India tengah diguncang oleh penindasan terhadap muslimin dengan latar kepentingan politik yang demikian kuat (Arundhati Roy, 2022). Selaku pengamat sosial dan penulis ternama yang tinggal di India, Arundhati Roy bersaksi, tidak ada komunitas lain di India saat ini yang mendapat perlakuan semengenaskan komunitas muslim India. Semua institusi seolah bersepakat untuk menjadikan muslim India sebagai musuh bersama disertai ekspresi dan tindakan sekeras-kerasnya, di samping tentu saja tindakan diskriminatif.

Misalnya, saat kerusuhan untuk menolak kebijakan rekrutmen tentara di India Utara (16/6/2022) terjadi, para pelaku kerusuhan, yakni para pemuda yang kebanyakan non-muslim, bahkan sampai membakar kantor Bharatiya Janatha Party (BJP). Roy menilai, karena status agama mereka, rumah pribadi, keluarga, hingga rumah ibadah mereka tidak akan dibuldozer pemerintah India. Sebaliknya, rumah ibadah, tempat usaha, dan properti muslim India tengah dihancurkan di berbagai wilayah India dengan alasan dibuat-buat.

Di titik inilah, politik bumi hangus itu terus diekstrapolasi dengan beragam variasi. Upaya ini menjadi efektif dengan bantuan media yang terdiri dari sekitar 400 saluran TV, situs web, dan surat kabar yang tak terhitung jumlahnya. Media ini terus-menerus memompa kefanatikan dan kebencian di kedua sisi Hindu-Muslim.

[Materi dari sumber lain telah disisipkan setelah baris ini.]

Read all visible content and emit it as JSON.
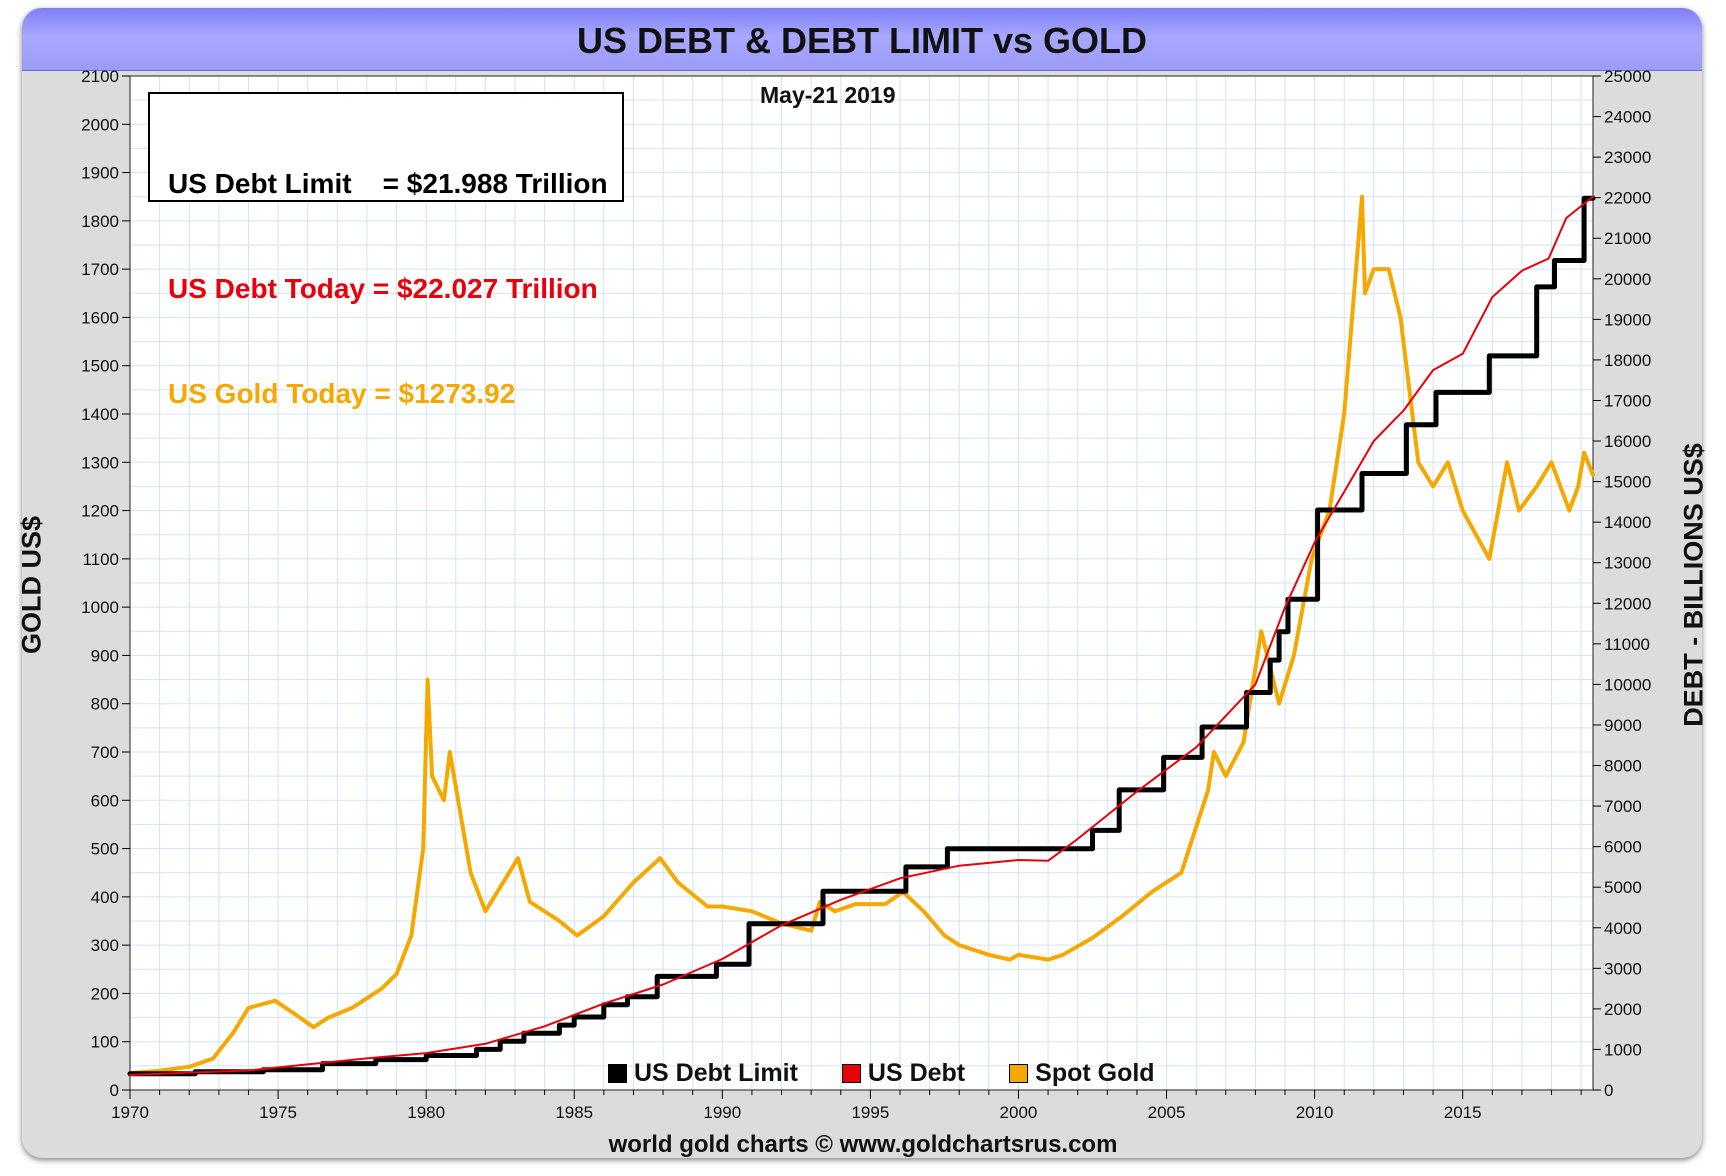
{
  "title": "US DEBT & DEBT LIMIT vs GOLD",
  "info_box": {
    "limit_line": "US Debt Limit    = $21.988 Trillion",
    "debt_line": "US Debt Today = $22.027 Trillion",
    "gold_line": "US Gold Today = $1273.92"
  },
  "date_label": "May-21  2019",
  "credit": "world gold charts © www.goldchartsrus.com",
  "colors": {
    "debt_limit": "#000000",
    "us_debt": "#e8000b",
    "spot_gold": "#f5a800",
    "title_bar": "#a3a3ff",
    "grid": "#d3e3f1"
  },
  "chart_data": {
    "type": "line",
    "title": "US DEBT & DEBT LIMIT vs GOLD",
    "xlabel": "",
    "ylabel_left": "GOLD US$",
    "ylabel_right": "DEBT - BILLIONS US$",
    "xlim": [
      1970,
      2019.4
    ],
    "ylim_left": [
      0,
      2100
    ],
    "ylim_right": [
      0,
      25000
    ],
    "x_ticks": [
      1970,
      1975,
      1980,
      1985,
      1990,
      1995,
      2000,
      2005,
      2010,
      2015
    ],
    "y_ticks_left": [
      0,
      100,
      200,
      300,
      400,
      500,
      600,
      700,
      800,
      900,
      1000,
      1100,
      1200,
      1300,
      1400,
      1500,
      1600,
      1700,
      1800,
      1900,
      2000,
      2100
    ],
    "y_ticks_right": [
      0,
      1000,
      2000,
      3000,
      4000,
      5000,
      6000,
      7000,
      8000,
      9000,
      10000,
      11000,
      12000,
      13000,
      14000,
      15000,
      16000,
      17000,
      18000,
      19000,
      20000,
      21000,
      22000,
      23000,
      24000,
      25000
    ],
    "grid": true,
    "legend_position": "bottom-center",
    "series": [
      {
        "name": "US Debt Limit",
        "axis": "right",
        "color": "#000000",
        "shape": "step",
        "x": [
          1970,
          1972.2,
          1974.5,
          1976.5,
          1978.3,
          1980,
          1981.7,
          1982.5,
          1983.3,
          1984.5,
          1985,
          1986,
          1986.8,
          1987.8,
          1989.8,
          1990.9,
          1993.4,
          1996.2,
          1997.6,
          2002.5,
          2003.4,
          2004.9,
          2006.2,
          2007.7,
          2008.5,
          2008.8,
          2009.1,
          2010.1,
          2011.6,
          2013.1,
          2014.1,
          2015.9,
          2017.5,
          2018.1,
          2019.1,
          2019.4
        ],
        "y": [
          400,
          450,
          500,
          650,
          750,
          850,
          1000,
          1200,
          1400,
          1600,
          1800,
          2100,
          2300,
          2800,
          3100,
          4100,
          4900,
          5500,
          5950,
          6400,
          7400,
          8200,
          8950,
          9800,
          10600,
          11300,
          12100,
          14300,
          15200,
          16400,
          17200,
          18100,
          19800,
          20450,
          21988,
          21988
        ]
      },
      {
        "name": "US Debt",
        "axis": "right",
        "color": "#e8000b",
        "shape": "line",
        "x": [
          1970,
          1972,
          1974,
          1976,
          1978,
          1980,
          1982,
          1984,
          1986,
          1988,
          1990,
          1992,
          1994,
          1996,
          1998,
          2000,
          2001,
          2002,
          2004,
          2006,
          2008,
          2009,
          2010,
          2011,
          2012,
          2013,
          2014,
          2015,
          2016,
          2017,
          2017.9,
          2018.5,
          2019.4
        ],
        "y": [
          370,
          430,
          480,
          630,
          780,
          910,
          1140,
          1570,
          2130,
          2600,
          3230,
          4060,
          4690,
          5220,
          5530,
          5670,
          5650,
          6190,
          7360,
          8450,
          10000,
          11900,
          13500,
          14750,
          16000,
          16750,
          17750,
          18150,
          19550,
          20200,
          20500,
          21500,
          22027
        ]
      },
      {
        "name": "Spot Gold",
        "axis": "left",
        "color": "#f5a800",
        "shape": "line",
        "x": [
          1970,
          1971,
          1972,
          1972.8,
          1973.5,
          1974,
          1974.9,
          1975.5,
          1976.2,
          1976.7,
          1977.5,
          1978.5,
          1979,
          1979.5,
          1979.9,
          1980.05,
          1980.2,
          1980.6,
          1980.8,
          1981.5,
          1982,
          1982.5,
          1983.1,
          1983.5,
          1984.5,
          1985.1,
          1986,
          1987,
          1987.9,
          1988.5,
          1989.5,
          1990,
          1991,
          1992,
          1993,
          1993.3,
          1993.8,
          1994.5,
          1995.5,
          1996.1,
          1996.8,
          1997.5,
          1998,
          1999,
          1999.7,
          2000,
          2001,
          2001.5,
          2002.5,
          2003.5,
          2004.5,
          2005.5,
          2006.4,
          2006.6,
          2007,
          2007.6,
          2008.2,
          2008.8,
          2009.3,
          2009.9,
          2010.5,
          2011,
          2011.6,
          2011.7,
          2012,
          2012.5,
          2012.9,
          2013.3,
          2013.5,
          2014,
          2014.5,
          2015,
          2015.9,
          2016.5,
          2016.9,
          2017.5,
          2018,
          2018.6,
          2018.9,
          2019.1,
          2019.4
        ],
        "y": [
          35,
          40,
          48,
          65,
          120,
          170,
          185,
          160,
          130,
          150,
          170,
          210,
          240,
          320,
          500,
          850,
          650,
          600,
          700,
          450,
          370,
          420,
          480,
          390,
          350,
          320,
          360,
          430,
          480,
          430,
          380,
          380,
          370,
          345,
          330,
          390,
          370,
          385,
          385,
          410,
          370,
          320,
          300,
          280,
          270,
          280,
          270,
          280,
          315,
          360,
          410,
          450,
          620,
          700,
          650,
          720,
          950,
          800,
          900,
          1100,
          1200,
          1400,
          1850,
          1650,
          1700,
          1700,
          1600,
          1400,
          1300,
          1250,
          1300,
          1200,
          1100,
          1300,
          1200,
          1250,
          1300,
          1200,
          1250,
          1320,
          1273.92
        ]
      }
    ]
  }
}
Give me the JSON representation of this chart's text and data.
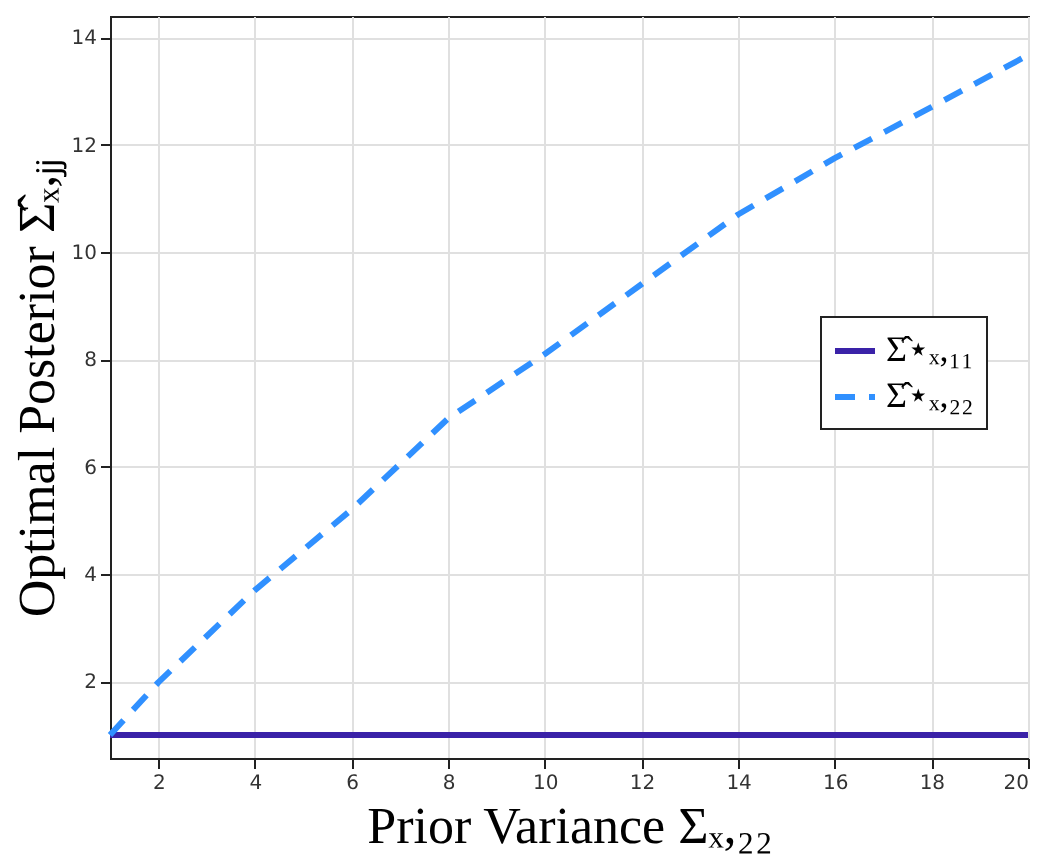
{
  "chart_data": {
    "type": "line",
    "xlabel": "Prior Variance Σₓ,₂₂",
    "ylabel": "Optimal Posterior Σ̂ₓ,ⱼⱼ",
    "x": [
      1,
      2,
      4,
      6,
      8,
      10,
      12,
      14,
      16,
      18,
      20
    ],
    "series": [
      {
        "name": "Σ̂⋆ₓ,₁₁",
        "color": "#3a22a8",
        "line_style": "solid",
        "values": [
          1,
          1,
          1,
          1,
          1,
          1,
          1,
          1,
          1,
          1,
          1
        ]
      },
      {
        "name": "Σ̂⋆ₓ,₂₂",
        "color": "#3090ff",
        "line_style": "dashed",
        "values": [
          1,
          1.98,
          3.7,
          5.2,
          6.9,
          8.1,
          9.4,
          10.7,
          11.75,
          12.7,
          13.67
        ]
      }
    ],
    "xlim": [
      1,
      20
    ],
    "ylim": [
      0.57,
      14.4
    ],
    "xticks": [
      2,
      4,
      6,
      8,
      10,
      12,
      14,
      16,
      18,
      20
    ],
    "yticks": [
      2,
      4,
      6,
      8,
      10,
      12,
      14
    ],
    "grid": true,
    "legend": "right",
    "marker": "none"
  }
}
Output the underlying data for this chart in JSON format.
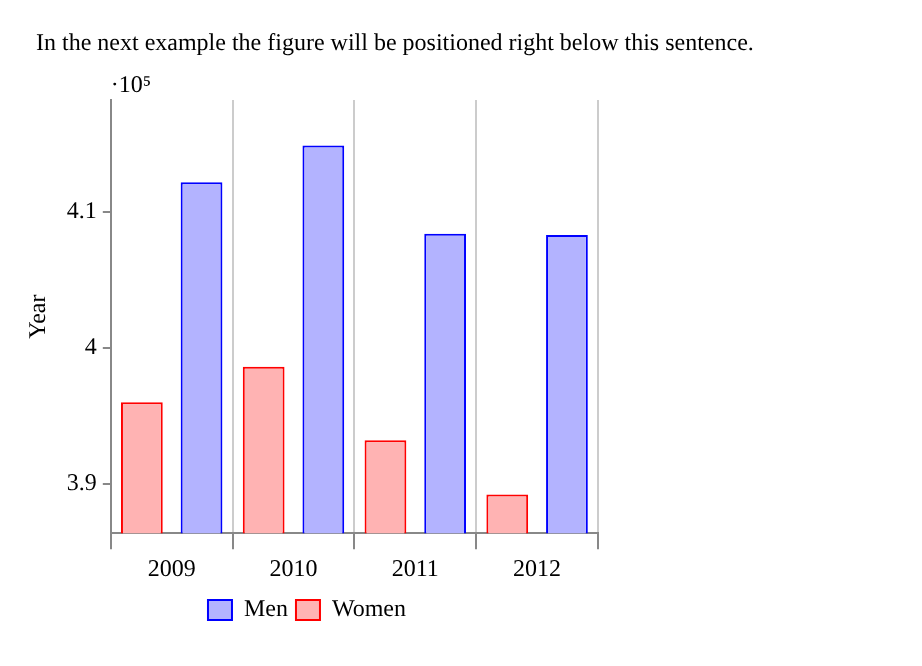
{
  "chart_data": {
    "type": "bar",
    "annotations": [
      "In the next example the figure will be positioned right below this sentence.",
      "·10⁵"
    ],
    "ylabel": "Year",
    "categories": [
      "2009",
      "2010",
      "2011",
      "2012"
    ],
    "series": [
      {
        "name": "Men",
        "color": "#b3b3ff",
        "values": [
          4.122,
          4.149,
          4.084,
          4.083
        ]
      },
      {
        "name": "Women",
        "color": "#ffb3b3",
        "values": [
          3.96,
          3.986,
          3.932,
          3.892
        ]
      }
    ],
    "ylim": [
      3.8635,
      4.1825
    ],
    "yticks": [
      3.9,
      4,
      4.1
    ],
    "grid": "x",
    "legend": "bottom"
  }
}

Akibatnya, mulai muncul perlawanan yang juga mengedepankan pilihan yang sama-sama mengeras. Di tangan kelompok ultranasionalis Hindu, genosida pada muslim terus digelorakan. Menanggapinya, All India Majlis-E-Ittehadul Muslimeen (AIMIM) membenarkan tindakan serupa terhadap umat Hindu.

Dibelah demarkasi tembok tinggi penghinaan dan ancaman pembunuhan dari kedua sisi, sulit menemukan dialog damai, sementara bangunan keberagaman sudah mulai terbakar.

Roy menilai, sejauh ini peluang untuk kembali normal terasa sangat sulit, untuk tidak mengatakannya mustahil. Saat ini di India, bahkan reaksi dan perlawanan muslim atas tindakan represif itu sendiri, betapapun damainya, dianggap sebagai kejahatan keji yang hampir mirip dengan aksi terorisme.

Standar Ganda
Sayangnya, dalam situasi seperti itu solidaritas negara Islam secara global pada muslim India tidak berjalan semestinya. Ahmed T Kuru (2022) menyayangkan, tindakan negara muslim lebih bersifat reaktif. Saat Nupur Sharma, mantan juru bicara BJP, menghina Nabi Muhammad, pemerintahan berbagai negara Islam hingga Amerika, mengecam tindakan tersebut dengan latar masing-masing.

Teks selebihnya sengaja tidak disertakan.